Tomorrow I have given Household Management a day off and we will brunch at Altona Beach, where we will also drop off surplus household chemicals we discovered as we cleaned out the laundry. at the nearest convenient place for us.

How floating shelves work. I never knew about them.

Holes are filled. Top shelf up.  I thought to put a detergent bottle in front of the sealed off extraction clothes dryer vent.

We decided the lower shelf was too high. Another hole to fill. 

Getting there. 

What a great idea of mine to put our paint colour information on the lid of the painting crate. What a shame we forgot that we did that and only discovered it by accident.

The area was painted and one coat was enough. Both shelves up and R covered up the vent with a piece of cardboard covered over by tin foil.

Grub screws went in the next morning but for some reason did not line up well. Maybe we will investigate why or maybe not ever notice that they are not quite right. The shelves were loaded and everything put in place.

Strangely these two walls were marked, so R whacked a coat of paint on them and touched up a couple of other marks on other walls. Job done.


Monday, November 09, 2020

Monday Mural

 It is rather a stretch to call this a mural but I quite like it. Chapel Street Prahran. Click to embiggen.

Sunday, November 08, 2020

President Harris?

 In four years time Biden will be nearly 82 when he comes up for re-election. Just a thought, and even though I know nothing about Vice President elect Harris, maybe if she performs well as VP should he stand aside and allow her a shot at top office? 

I is a Swiss

 When you have blogging for a very long time, you can repeat yourself and it will be all new to your latest blogmates and your very time blogmates might have forgotten what you have posted.

I have posted a photo of this Swiss village before, but this is a much clearer photo taken by Frank Kaiser. (no it's not. It is the same photo)

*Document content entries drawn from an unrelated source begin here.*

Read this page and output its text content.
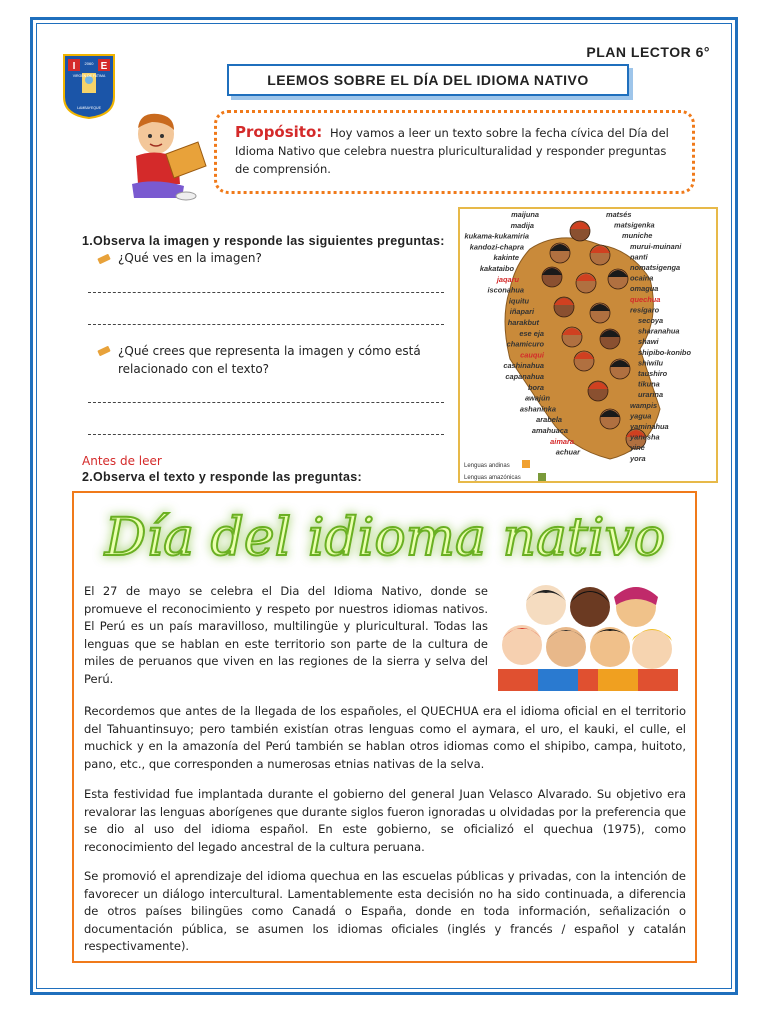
PLAN LECTOR 6°
LEEMOS SOBRE EL DÍA DEL IDIOMA NATIVO
I	E
2060
VIRGEN DE FATIMA
LAMBAYEQUE
Propósito: Hoy vamos a leer un texto sobre la fecha cívica del Día del Idioma Nativo que celebra nuestra pluriculturalidad y responder preguntas de comprensión.
1.Observa la imagen y responde las siguientes preguntas:
¿Qué ves en la imagen?
¿Qué crees que representa la imagen y cómo está relacionado con el texto?
Antes de leer
2.Observa el texto y responde las preguntas:
maijuna
madija
kukama-kukamiria
kandozi-chapra
kakinte
kakataibo
jaqaru
isconahua
iquitu
iñapari
harakbut
ese eja
chamicuro
cauqui
cashinahua
capanahua
bora
awajún
ashaninka
arabela
amahuaca
aimara
achuar
matsés
matsigenka
muniche
murui-muinani
nanti
nomatsigenga
ocaina
omagua
quechua
resígaro
secoya
sharanahua
shawi
shipibo-konibo
shiwilu
taushiro
tikuna
urarina
wampis
yagua
yaminahua
yanesha
yine
yora
Lenguas andinas
Lenguas amazónicas
Día del idioma nativo
El 27 de mayo se celebra el Dia del Idioma Nativo, donde se promueve el reconocimiento y respeto por nuestros idiomas nativos. El Perú es un país maravilloso, multilingüe y pluricultural. Todas las lenguas que se hablan en este territorio son parte de la cultura de miles de peruanos que viven en las regiones de la sierra y selva del Perú.
Recordemos que antes de la llegada de los españoles, el QUECHUA era el idioma oficial en el territorio del Tahuantinsuyo; pero también existían otras lenguas como el aymara, el uro, el kauki, el culle, el muchick y en la amazonía del Perú también se hablan otros idiomas como el shipibo, campa, huitoto, pano, etc., que corresponden a numerosas etnias nativas de la selva.
Esta festividad fue implantada durante el gobierno del general Juan Velasco Alvarado. Su objetivo era revalorar las lenguas aborígenes que durante siglos fueron ignoradas u olvidadas por la preferencia que se dio al uso del idioma español. En este gobierno, se oficializó el quechua (1975), como reconocimiento del legado ancestral de la cultura peruana.
Se promovió el aprendizaje del idioma quechua en las escuelas públicas y privadas, con la intención de favorecer un diálogo intercultural. Lamentablemente esta decisión no ha sido continuada, a diferencia de otros países bilingües como Canadá o España, donde en toda información, señalización o documentación pública, se asumen los idiomas oficiales (inglés y francés / español y catalán respectivamente).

Why the photo of a Swiss village? Corippo was where one of my great great grandfathers was born and he and his brothers emigrated to Waratah in the Australian state of Tasmania in the early 1800s. The family moved to Victoria and my paternal grandmother was born in Kew. At some point they returned to Tasmania and lived in Turton Street Devonport and View Street South Launceston.

Nanna Dorothy married my grandfather, who you might describe as a bit a rough trade and a great football player for Richmond. She had expensive tastes which did not match his income. They lived in a quite grand house with a croquet lawn in Lorne Grove Camberwell, but it was only rented. She ran away with one of her young music students interstate, hence her nickname I use, The Bolter. 

As each of her four sons turned twenty one she wrote to them to ask for forgiveness for deserting them as children. While my father was old enough, as was his younger brother to look after themselves, the two younger brothers were put into orphanages and in the 1940s into the 50s I think, well, I know at least one had a pretty rough time.

The Bolter went to the German and artistic town of Hahndorf in South Australia, where at a young age she had a stroke, resulting in her walking a bit strangely. From Hahndorf she and her second husband? the once music student moved to Balmain in Sydney and there she lived with a view over White Bay in Donnelly Street. Her second husband left her for a younger woman and as far as I know she lived alone until she died while sitting on her toilet. She was a well known writer of music and had minor fame. Buried at Rookwood Cemetery, Sydney.

Father and one of his brothers flew to Sydney to sort out her estate. Some weeks later her piano arrived to our west Gippsland farm. It has travelled but is now in the possession of Tradie Brother and the nieces and nephew as younguns  have all banged away on its keys, as does the next generation. 

So maybe I am 10% Swiss but if you know about the southern part of Switzerland I am probably 20% Italian.